Unfortunately, the backyard of my parent's house won't support this.
Mr. M-A's parent's backyard is our fallback if we can't find a venue, but I don't really think any of us really want to embrace that option - they have about an acre, including a swimming pool which I guess we could float flowers and candles in...except that its above ground so there's no guarantee anybody would see it.
The important thing to remember is that we have to have the wedding that works for us, not the wedding that works for the crafty DIY-couple or the thrifty-vintage couple or the backwoods West Virginia couple. I look at other people's weddings and I find myself wishing that I was cool enough to have the wedding that they have.
If I cared less about my friends, or family, I think we could do the intimate backyard wedding. But I have a big family, and I love all of them. (With two possible exceptions.) I want them to be there for this day. If we had a backyard wedding, I couldn't invite them all. Or we couldn't have dancing. So my wedding envy must end at the point where I remind myself that as nice as their wedding is, I just can't do it. We can't make all the food ourselves and we can't repave part of the backyard to give people a space to eat.
So it all comes down to what you take as inspiration from other people's weddings, without bitterness. I can't have the beer bottles hanging out in a big galvanized aluminum tub, but I want the long tables with the runners and the candles.

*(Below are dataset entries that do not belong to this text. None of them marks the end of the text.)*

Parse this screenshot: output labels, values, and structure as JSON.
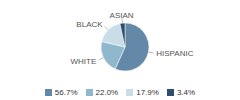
{
  "chart_data": {
    "type": "pie",
    "categories": [
      "HISPANIC",
      "WHITE",
      "BLACK",
      "ASIAN"
    ],
    "values": [
      56.7,
      22.0,
      17.9,
      3.4
    ],
    "value_labels": [
      "56.7%",
      "22.0%",
      "17.9%",
      "3.4%"
    ],
    "colors": [
      "#6388a8",
      "#90b8cc",
      "#c8dde8",
      "#2d4f6e"
    ],
    "legend": "bottom"
  }
}
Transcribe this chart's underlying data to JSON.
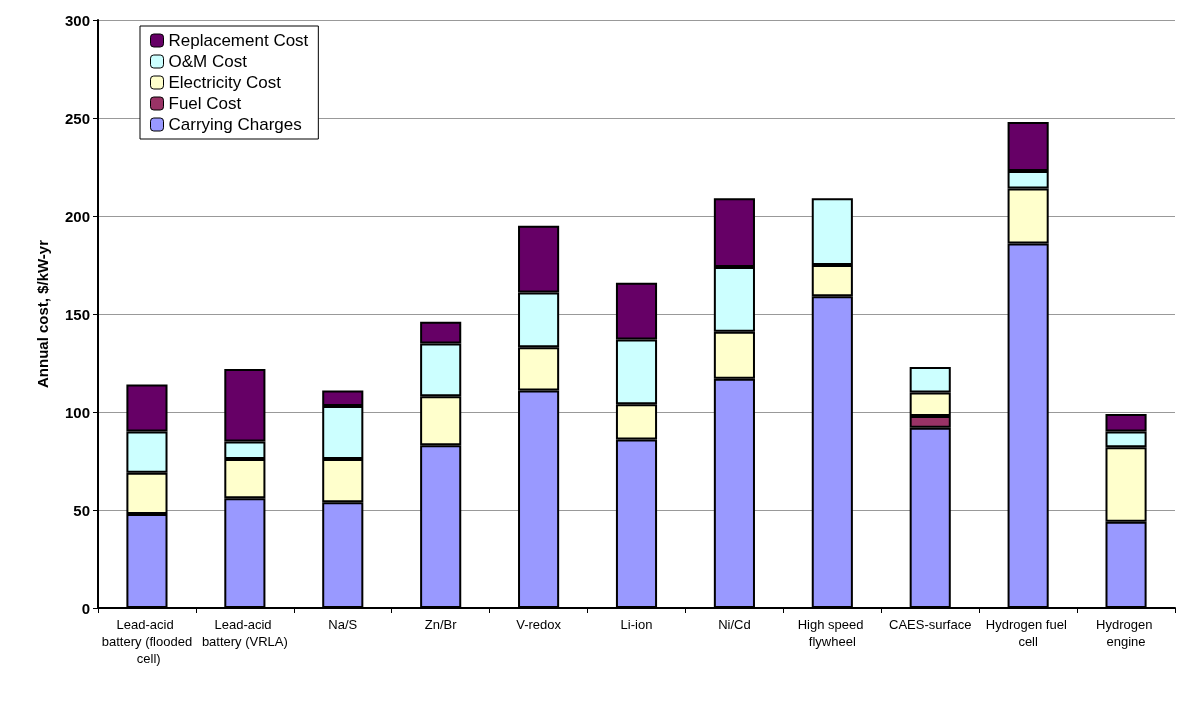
{
  "chart_data": {
    "type": "bar",
    "ylabel": "Annual cost, $/kW-yr",
    "stacked": true,
    "grid": "y",
    "legend": "top left",
    "categories": [
      "Lead-acid battery (flooded cell)",
      "Lead-acid battery (VRLA)",
      "Na/S",
      "Zn/Br",
      "V-redox",
      "Li-ion",
      "Ni/Cd",
      "High speed flywheel",
      "CAES-surface",
      "Hydrogen fuel cell",
      "Hydrogen engine"
    ],
    "series": [
      {
        "name": "Carrying Charges",
        "color": "#9999ff",
        "values": [
          48,
          56,
          54,
          83,
          111,
          86,
          117,
          159,
          92,
          186,
          44
        ]
      },
      {
        "name": "Fuel Cost",
        "color": "#993366",
        "values": [
          null,
          null,
          null,
          null,
          null,
          null,
          null,
          null,
          6,
          null,
          null
        ]
      },
      {
        "name": "Electricity Cost",
        "color": "#ffffcc",
        "values": [
          21,
          20,
          22,
          25,
          22,
          18,
          24,
          16,
          12,
          28,
          38
        ]
      },
      {
        "name": "O&M Cost",
        "color": "#ccffff",
        "values": [
          21,
          9,
          27,
          27,
          28,
          33,
          33,
          34,
          13,
          9,
          8
        ]
      },
      {
        "name": "Replacement Cost",
        "color": "#660066",
        "values": [
          24,
          37,
          8,
          11,
          34,
          29,
          35,
          null,
          null,
          25,
          9
        ]
      }
    ],
    "ylim": [
      0,
      300
    ],
    "yticks": [
      0,
      50,
      100,
      150,
      200,
      250,
      300
    ]
  }
}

I can't have the simple garden wedding, but I want the sunshine that they have as they party down. The more I think about it, the more I want a daytime wedding that doesn't run later than 9 or 10pm, leaving plenty of time for our guests to make their own after-party or hit the bar at the restaurant after we've gone.
It is okay to want what somebody else has, as long as you don't spend your whole wedding thinking about how you didn't get what you wanted.